Acrylique et pigments sur carton gris épais

Marguerite Piard (diplômée des Beaux-Arts de Paris) et Caroline Peron (diplômée des Arts Décoratifs de Paris) se sont rencontrées au début de leurs études d’art.  De cette rencontre est née une amitié profonde et de nombreuses discussions sur leurs aspirations artistiques réciproques. La peinture de Marguerite pose un regard bienveillant et engagé sur le corps féminin,  Caroline s’intéresse à travers le dessin et l’illustration aux paysages végétaux et la sérénité qu’ils véhiculent. Cette exposition était également l’occasion de mettre à l’œuvre un travail à quatre mains à grande échelle.

Ce projet s’apparente à une fresque en pièces détachées. À la manière d’un puzzle, il est une construction d’un univers utopique imaginé par les deux artistes.  Il peut être associé au regret des ambiances languissantes propres à l’été dont on ne prend réellement conscience de la douceur que lorsqu’elles sont passées. Peuplé exclusivement de personnages féminins, ce lieu évoque un espace sécurisant et apaisé où aucun regard pervers ou voyeur ne vient les troubler. Mais dans la nature, ce « safe space » a-t-il déjà vraiment existé? Le représenter par la fiction nous invite à nous questionner sur la nécessité et les bienfaits de tels espaces dons nos sociétés.
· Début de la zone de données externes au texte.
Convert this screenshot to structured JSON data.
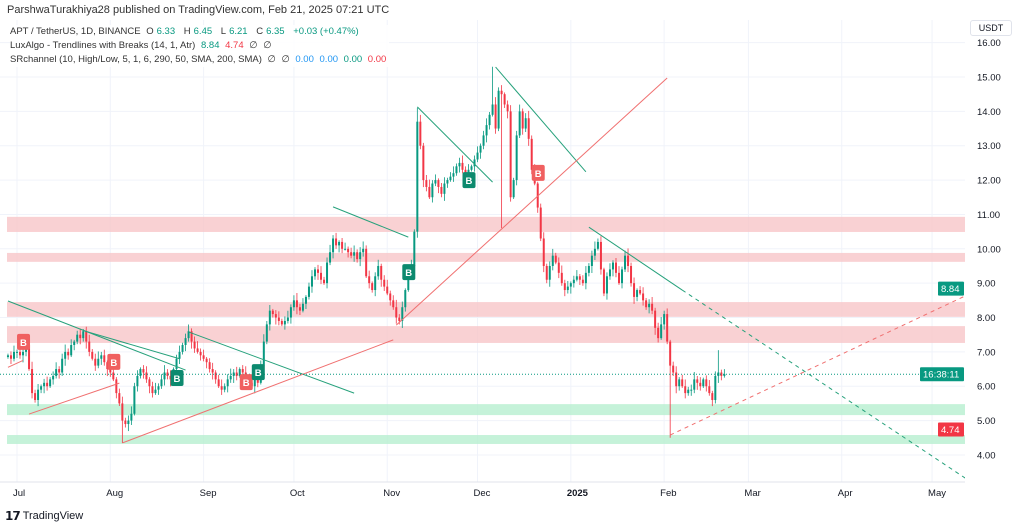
{
  "header": {
    "published": "ParshwaTurakhiya28 published on TradingView.com, Feb 21, 2025 07:21 UTC",
    "symbol": "APT / TetherUS, 1D, BINANCE",
    "o_label": "O",
    "o": "6.33",
    "h_label": "H",
    "h": "6.45",
    "l_label": "L",
    "l": "6.21",
    "c_label": "C",
    "c": "6.35",
    "change": "+0.03 (+0.47%)",
    "ind1": "LuxAlgo - Trendlines with Breaks (14, 1, Atr)",
    "ind1_v1": "8.84",
    "ind1_v2": "4.74",
    "ind1_v3": "∅",
    "ind1_v4": "∅",
    "ind2": "SRchannel (10, High/Low, 5, 1, 6, 290, 50, SMA, 200, SMA)",
    "ind2_v1": "∅",
    "ind2_v2": "∅",
    "ind2_v3": "0.00",
    "ind2_v4": "0.00",
    "ind2_v5": "0.00",
    "ind2_v6": "0.00"
  },
  "currency_button": "USDT",
  "footer_logo": "TradingView",
  "colors": {
    "up": "#089981",
    "down": "#f23645",
    "resistance_zone": "#f7c5c8",
    "support_zone": "#b7efd0",
    "grid": "#f0f3fa"
  },
  "chart_data": {
    "type": "candlestick",
    "interval": "1D",
    "start_date": "2024-06-28",
    "closes": [
      6.9,
      6.8,
      7.0,
      7.0,
      6.9,
      7.0,
      7.2,
      6.5,
      5.8,
      5.6,
      5.9,
      6.0,
      6.1,
      6.0,
      6.2,
      6.3,
      6.5,
      6.4,
      6.8,
      7.0,
      6.9,
      7.2,
      7.3,
      7.5,
      7.4,
      7.6,
      7.3,
      7.0,
      6.8,
      6.6,
      6.8,
      6.9,
      6.7,
      6.5,
      6.4,
      6.2,
      5.8,
      5.5,
      5.0,
      4.9,
      5.0,
      5.2,
      6.0,
      6.3,
      6.5,
      6.4,
      6.2,
      6.0,
      5.8,
      5.9,
      6.0,
      6.2,
      6.4,
      6.3,
      6.2,
      6.5,
      6.8,
      7.0,
      7.2,
      7.4,
      7.6,
      7.3,
      7.1,
      7.0,
      6.9,
      6.8,
      6.7,
      6.5,
      6.4,
      6.2,
      6.0,
      5.9,
      6.0,
      6.2,
      6.3,
      6.4,
      6.3,
      6.5,
      6.4,
      6.2,
      6.1,
      6.0,
      6.2,
      6.1,
      6.6,
      7.3,
      7.8,
      8.2,
      8.1,
      8.0,
      7.9,
      7.8,
      7.9,
      8.0,
      8.3,
      8.5,
      8.3,
      8.2,
      8.4,
      8.6,
      8.9,
      9.2,
      9.4,
      9.3,
      9.1,
      9.0,
      9.6,
      9.9,
      10.3,
      10.1,
      10.2,
      10.0,
      10.0,
      9.9,
      9.8,
      9.9,
      9.7,
      9.9,
      10.0,
      9.2,
      9.0,
      8.8,
      9.2,
      9.5,
      9.1,
      8.9,
      8.7,
      8.5,
      8.3,
      8.0,
      7.9,
      8.3,
      8.8,
      9.3,
      9.5,
      10.5,
      13.7,
      13.0,
      12.0,
      11.8,
      11.5,
      11.9,
      12.0,
      11.8,
      11.6,
      11.9,
      12.0,
      12.1,
      12.2,
      12.4,
      12.5,
      12.3,
      12.2,
      12.3,
      12.4,
      12.6,
      12.8,
      13.0,
      13.3,
      13.6,
      13.9,
      14.2,
      13.5,
      14.6,
      14.5,
      14.2,
      14.0,
      11.5,
      12.0,
      13.3,
      14.0,
      13.5,
      13.8,
      13.2,
      12.3,
      11.9,
      11.2,
      10.3,
      9.5,
      9.1,
      9.5,
      9.8,
      9.6,
      9.3,
      9.0,
      8.8,
      8.9,
      9.0,
      9.1,
      9.2,
      9.1,
      9.0,
      9.3,
      9.5,
      9.8,
      10.0,
      10.2,
      9.4,
      8.7,
      9.2,
      9.4,
      9.6,
      9.3,
      9.0,
      9.4,
      9.8,
      9.5,
      9.0,
      8.6,
      8.8,
      8.7,
      8.5,
      8.3,
      8.4,
      8.2,
      7.7,
      7.4,
      7.8,
      8.1,
      7.3,
      6.6,
      6.4,
      6.0,
      6.2,
      6.0,
      5.8,
      5.9,
      5.9,
      6.2,
      6.1,
      6.0,
      6.2,
      6.0,
      5.8,
      5.6,
      6.3,
      6.4,
      6.3,
      6.35
    ],
    "notable_wicks": [
      {
        "date": "2024-08-05",
        "low": 4.35
      },
      {
        "date": "2024-11-11",
        "high": 14.1
      },
      {
        "date": "2024-12-06",
        "high": 15.3
      },
      {
        "date": "2024-12-09",
        "low": 10.6
      },
      {
        "date": "2025-02-03",
        "low": 4.5
      },
      {
        "date": "2025-02-19",
        "high": 7.05
      }
    ],
    "y_axis": {
      "ticks": [
        "4.00",
        "5.00",
        "6.00",
        "7.00",
        "8.00",
        "9.00",
        "10.00",
        "11.00",
        "12.00",
        "13.00",
        "14.00",
        "15.00",
        "16.00"
      ],
      "range": [
        3.2,
        16.0
      ]
    },
    "x_axis": {
      "ticks": [
        {
          "label": "Jul",
          "date": "2024-07-01"
        },
        {
          "label": "Aug",
          "date": "2024-08-01"
        },
        {
          "label": "Sep",
          "date": "2024-09-01"
        },
        {
          "label": "Oct",
          "date": "2024-10-01"
        },
        {
          "label": "Nov",
          "date": "2024-11-01"
        },
        {
          "label": "Dec",
          "date": "2024-12-01"
        },
        {
          "label": "2025",
          "date": "2025-01-01",
          "bold": true
        },
        {
          "label": "Feb",
          "date": "2025-02-01"
        },
        {
          "label": "Mar",
          "date": "2025-03-01"
        },
        {
          "label": "Apr",
          "date": "2025-04-01"
        },
        {
          "label": "May",
          "date": "2025-05-01"
        }
      ]
    },
    "sr_zones": [
      {
        "type": "resistance",
        "top": 10.93,
        "bottom": 10.49
      },
      {
        "type": "resistance",
        "top": 9.88,
        "bottom": 9.62
      },
      {
        "type": "resistance",
        "top": 8.45,
        "bottom": 8.02
      },
      {
        "type": "resistance",
        "top": 7.75,
        "bottom": 7.26
      },
      {
        "type": "support",
        "top": 5.48,
        "bottom": 5.16
      },
      {
        "type": "support",
        "top": 4.58,
        "bottom": 4.32
      }
    ],
    "trendlines": [
      {
        "kind": "down",
        "from": [
          "2024-06-28",
          8.48
        ],
        "to": [
          "2024-08-26",
          6.47
        ]
      },
      {
        "kind": "down",
        "from": [
          "2024-07-23",
          7.62
        ],
        "to": [
          "2024-08-24",
          6.8
        ]
      },
      {
        "kind": "down",
        "from": [
          "2024-08-27",
          7.58
        ],
        "to": [
          "2024-10-21",
          5.8
        ]
      },
      {
        "kind": "down",
        "from": [
          "2024-10-14",
          11.22
        ],
        "to": [
          "2024-11-08",
          10.34
        ]
      },
      {
        "kind": "down",
        "from": [
          "2024-11-11",
          14.13
        ],
        "to": [
          "2024-12-06",
          11.94
        ]
      },
      {
        "kind": "down",
        "from": [
          "2024-12-07",
          15.29
        ],
        "to": [
          "2025-01-06",
          12.24
        ]
      },
      {
        "kind": "down",
        "from": [
          "2025-01-07",
          10.63
        ],
        "to": [
          "2025-02-07",
          8.8
        ]
      },
      {
        "kind": "down",
        "dashed": true,
        "from": [
          "2025-02-07",
          8.8
        ],
        "to": [
          "2025-05-13",
          3.27
        ]
      },
      {
        "kind": "up",
        "from": [
          "2024-06-28",
          6.55
        ],
        "to": [
          "2024-07-03",
          6.75
        ]
      },
      {
        "kind": "up",
        "from": [
          "2024-07-05",
          5.19
        ],
        "to": [
          "2024-08-04",
          6.09
        ]
      },
      {
        "kind": "up",
        "from": [
          "2024-08-05",
          4.35
        ],
        "to": [
          "2024-11-03",
          7.35
        ]
      },
      {
        "kind": "up",
        "from": [
          "2024-11-04",
          7.78
        ],
        "to": [
          "2025-02-02",
          14.97
        ]
      },
      {
        "kind": "up",
        "dashed": true,
        "from": [
          "2025-02-03",
          4.58
        ],
        "to": [
          "2025-05-14",
          8.71
        ]
      }
    ],
    "breaks": [
      {
        "label": "B",
        "kind": "down",
        "date": "2024-07-03",
        "price": 7.29
      },
      {
        "label": "B",
        "kind": "down",
        "date": "2024-08-02",
        "price": 6.71
      },
      {
        "label": "B",
        "kind": "up",
        "date": "2024-08-23",
        "price": 6.24
      },
      {
        "label": "B",
        "kind": "down",
        "date": "2024-09-15",
        "price": 6.12
      },
      {
        "label": "B",
        "kind": "up",
        "date": "2024-09-19",
        "price": 6.41
      },
      {
        "label": "B",
        "kind": "up",
        "date": "2024-11-08",
        "price": 9.32
      },
      {
        "label": "B",
        "kind": "up",
        "date": "2024-11-28",
        "price": 12.0
      },
      {
        "label": "B",
        "kind": "down",
        "date": "2024-12-21",
        "price": 12.21
      }
    ],
    "last_price": 6.35,
    "price_tags": [
      {
        "text": "8.84",
        "price": 8.84,
        "color": "#089981"
      },
      {
        "text": "16:38:11",
        "price": 6.35,
        "color": "#089981"
      },
      {
        "text": "4.74",
        "price": 4.74,
        "color": "#f23645"
      }
    ]
  }
}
La réalisation de cette fresque a pris plusieurs mois, à raison de multiples rencontres de travail. Ce fut l’occasion pour Caroline et Marguerite de s’apporter mutuellement dans la technique picturale mais également de célébrer leur amitié par le récit de leur souvenirs, et leur écoute mutuelle.

Marguerite Piard née le 31 janvier 1996 vit et travaille à Paris.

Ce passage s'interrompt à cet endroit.